The MACE is a 21m diameter gamma-ray telescope recently installed at Hanle in Ladakh at an altitude of 4270m above sea level, highest for any ground-based telescope. The reflecting surface has a focal length of 25 m. The novel feature of the telescope is the integrated imaging camera with 1088 photomultiplier-based pixels and diamond turned metallic mirrors developed first time in the country. The overall weight of the telescope is ~ 170 tonnes. The MACE telescope is among a very few current generation state of the art ground-based gamma-ray instruments world wide. The main mandate of the MACE telescope is to enable the researchers to explore the high energy gamma-ray Universe.
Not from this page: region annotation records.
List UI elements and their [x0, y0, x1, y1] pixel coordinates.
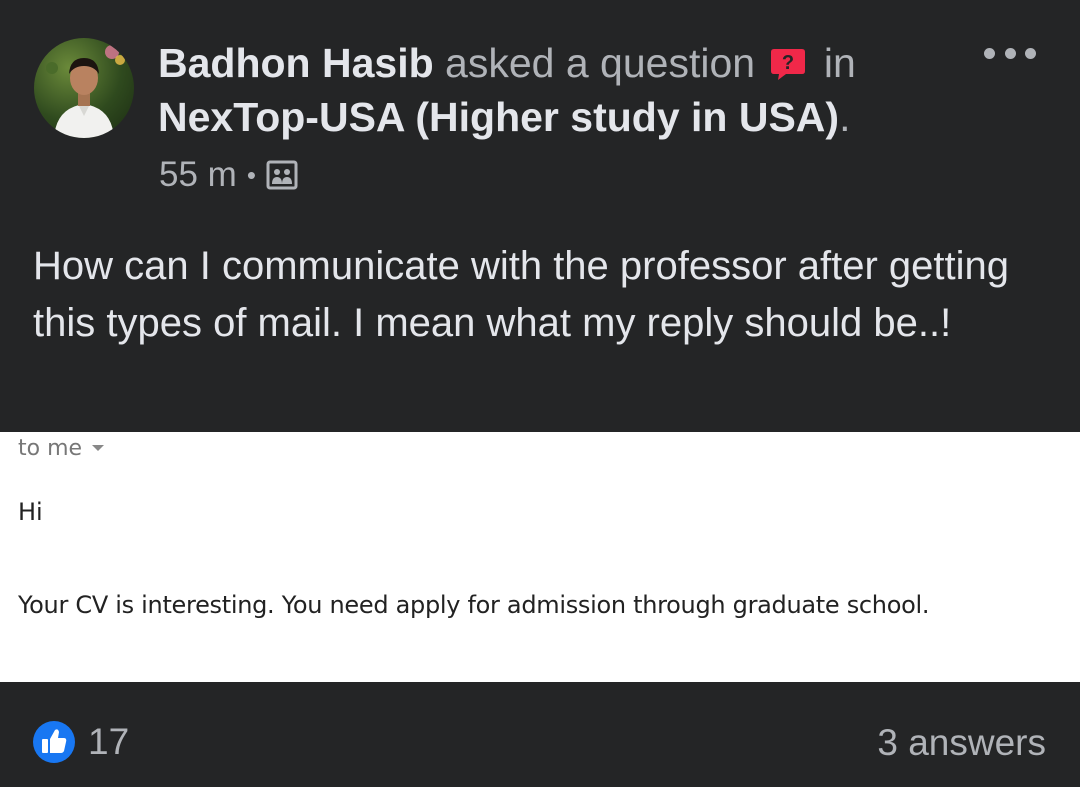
group-name[interactable]: NexTop-USA (Higher study in USA) — [158, 94, 839, 140]
group-icon — [266, 160, 298, 190]
email-greeting: Hi — [18, 498, 43, 526]
meta-separator: • — [246, 159, 256, 190]
like-icon — [33, 721, 75, 763]
more-dot — [984, 47, 995, 59]
reaction-summary[interactable]: 17 — [32, 720, 129, 764]
post-footer: 17 3 answers — [0, 682, 1080, 787]
question-post: Badhon Hasib asked a question ? in NexTo… — [0, 0, 1080, 787]
post-meta: 55 m • — [159, 155, 298, 195]
avatar-image — [46, 45, 125, 138]
question-icon: ? — [771, 49, 806, 80]
post-time[interactable]: 55 m — [159, 155, 237, 195]
post-header: Badhon Hasib asked a question ? in NexTo… — [0, 0, 1080, 220]
svg-text:?: ? — [782, 52, 794, 74]
more-dot — [1004, 47, 1016, 59]
post-headline: Badhon Hasib asked a question ? in NexTo… — [158, 36, 938, 144]
author-name[interactable]: Badhon Hasib — [158, 40, 434, 86]
more-dot — [1025, 47, 1036, 59]
post-action: asked a question — [445, 40, 756, 86]
like-count: 17 — [88, 721, 130, 762]
email-recipient-label: to me — [18, 436, 83, 461]
chevron-down-icon — [92, 445, 105, 451]
attached-email-image[interactable]: to me Hi Your CV is interesting. You nee… — [0, 432, 1080, 682]
answers-link[interactable]: 3 answers — [877, 722, 1046, 764]
email-recipient: to me — [18, 436, 105, 461]
post-preposition: in — [823, 40, 856, 86]
more-options-icon[interactable] — [984, 38, 1036, 68]
headline-period: . — [839, 94, 851, 140]
author-avatar[interactable] — [34, 38, 134, 138]
email-message: Your CV is interesting. You need apply f… — [18, 591, 930, 619]
post-body: How can I communicate with the professor… — [33, 244, 1010, 345]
The TACTIC gamma-ray telescope is operational at Mt. Abu for the last several years to study TeV gamma-ray emission from astrophysical sources. The telescope uses a tessellated light collector of ~ 4 meter diameter and a 349-pixel imaging camera, with a uniform pixel resolution of ~0.3 degree and an ~ 6 degree X 6 degree field-of-view, to take a fast snapshot of the atmospheric Cherenkov events. It has capability of deriving energy spectra of TeV gamma-ray sources in the energy range 0.85-20 TeV. The telescope can detect gamma-ray signal from Crab Nebula at 5 sigma significance level in ~ 12 hours. It has detected strong gamma-ray signals from different sources since its first light.

Technologies Developed

(30-11-2020) Development of Compound Parabolic Concentrators

About 3000 light concentrators of parabolic shape were developed for MACE camera to enhance the collection efficiency and reduce the stray light falling on the camera.

(30-11-2020) Development of high speed data acquisition system

1 kHz high speed data acquisition system for MACE telescope has been developed.

(30-11-2020) Development of diamond turned metallic mirrors

About 1500 metallic mirrors of size ~ 0.5 m x 0.5 m each have been developed with few nano-meter surface accuracy using diamond turning technique.